Num cenário geral, é importante partilhar a análise dos ensaios clínicos para aumentar o âmbito de investigação futura e a transparência no fluxo de informação. No entanto, existem diferentes níveis de informação que precisam de ser distribuídos ao público. Um fluxo controlado de informação é vital para monitorizar que nenhum dado sensível, como listas de dados de pacientes em relatórios clínicos ou resumos de resultados, seja distribuído. É aqui que entra o conceito de redação de dados.

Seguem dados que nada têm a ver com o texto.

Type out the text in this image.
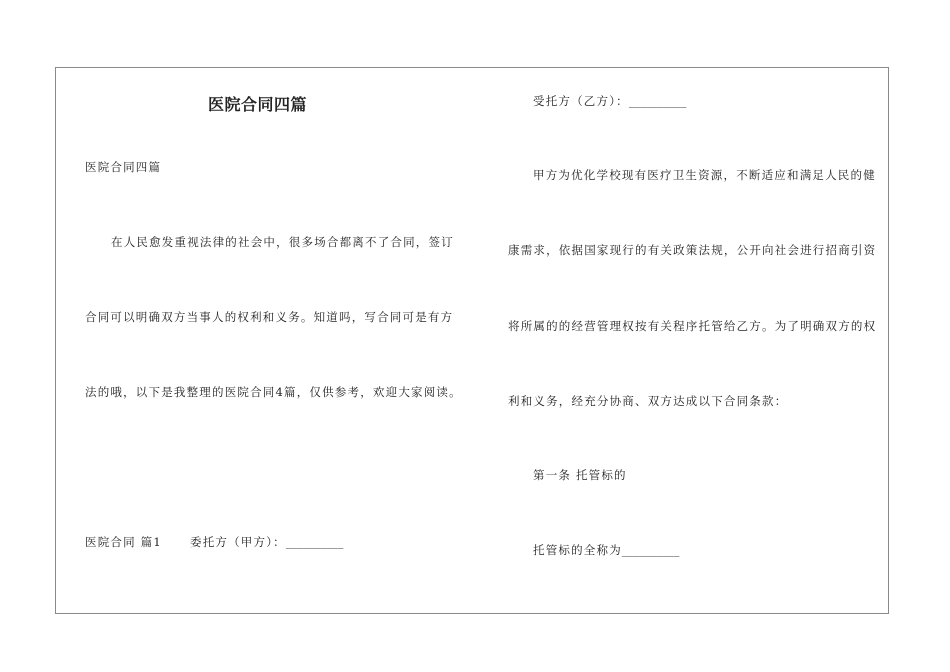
医院合同四篇
医院合同四篇
在人民愈发重视法律的社会中，很多场合都离不了合同，签订
合同可以明确双方当事人的权利和义务。知道吗，写合同可是有方
法的哦，以下是我整理的医院合同4篇，仅供参考，欢迎大家阅读。
医院合同 篇1 委托方（甲方）：__________
受托方（乙方）：__________
甲方为优化学校现有医疗卫生资源，不断适应和满足人民的健
康需求，依据国家现行的有关政策法规，公开向社会进行招商引资
将所属的的经营管理权按有关程序托管给乙方。为了明确双方的权
利和义务，经充分协商、双方达成以下合同条款：
第一条 托管标的
托管标的全称为__________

A análise da extensão dos fatores de risco associados a uma informação determina quais os dados que precisam de ser anonimizados. Outros fatores que determinam a anonimização da informação baseiam-se nos identificadores pessoais diretos e indiretos recomendados pela União Europeia (UE) e pelas diretrizes de proteção de dados da HIPPA (Health Insurance Portability and Accountability Act de 1996).
Que Informação deve ser Anonimizada?
Vamos descobrir que aspetos da informação num documento de ensaio clínico são anonimizados no processo.
- Informação Pessoal
Qualquer informação que mencione as iniciais, nomes, números de telefone, assinaturas, fotografias, endereços de e-mail, designações, nome do fornecedor, pessoal da empresa e do local, membros do comité de revisão, etc., é anonimizada.
- Títulos de Empresas Não Patrocinadoras e Informação do Investigador
Esta informação inclui detalhes sobre o fornecedor, parceiro de desenvolvimento ou o nome do investigador, para os quais não existe um acordo contratual legítimo para verificação, e é anonimizada.
- Informação relacionada com os sujeitos ou números de identificação de pacientes e a descrição associada, como resultado de gravidez, aberração congénita e uso de qualquer medicamento proibido.
- Endereços de correio eletrónico para paciente, instituto de investigação, IDMCs/SDACs, investigador e fornecedor.
- Informação demográfica do sujeito ou paciente, como idade, altura, data de nascimento, peso, sexo, ocupação, raça, etc.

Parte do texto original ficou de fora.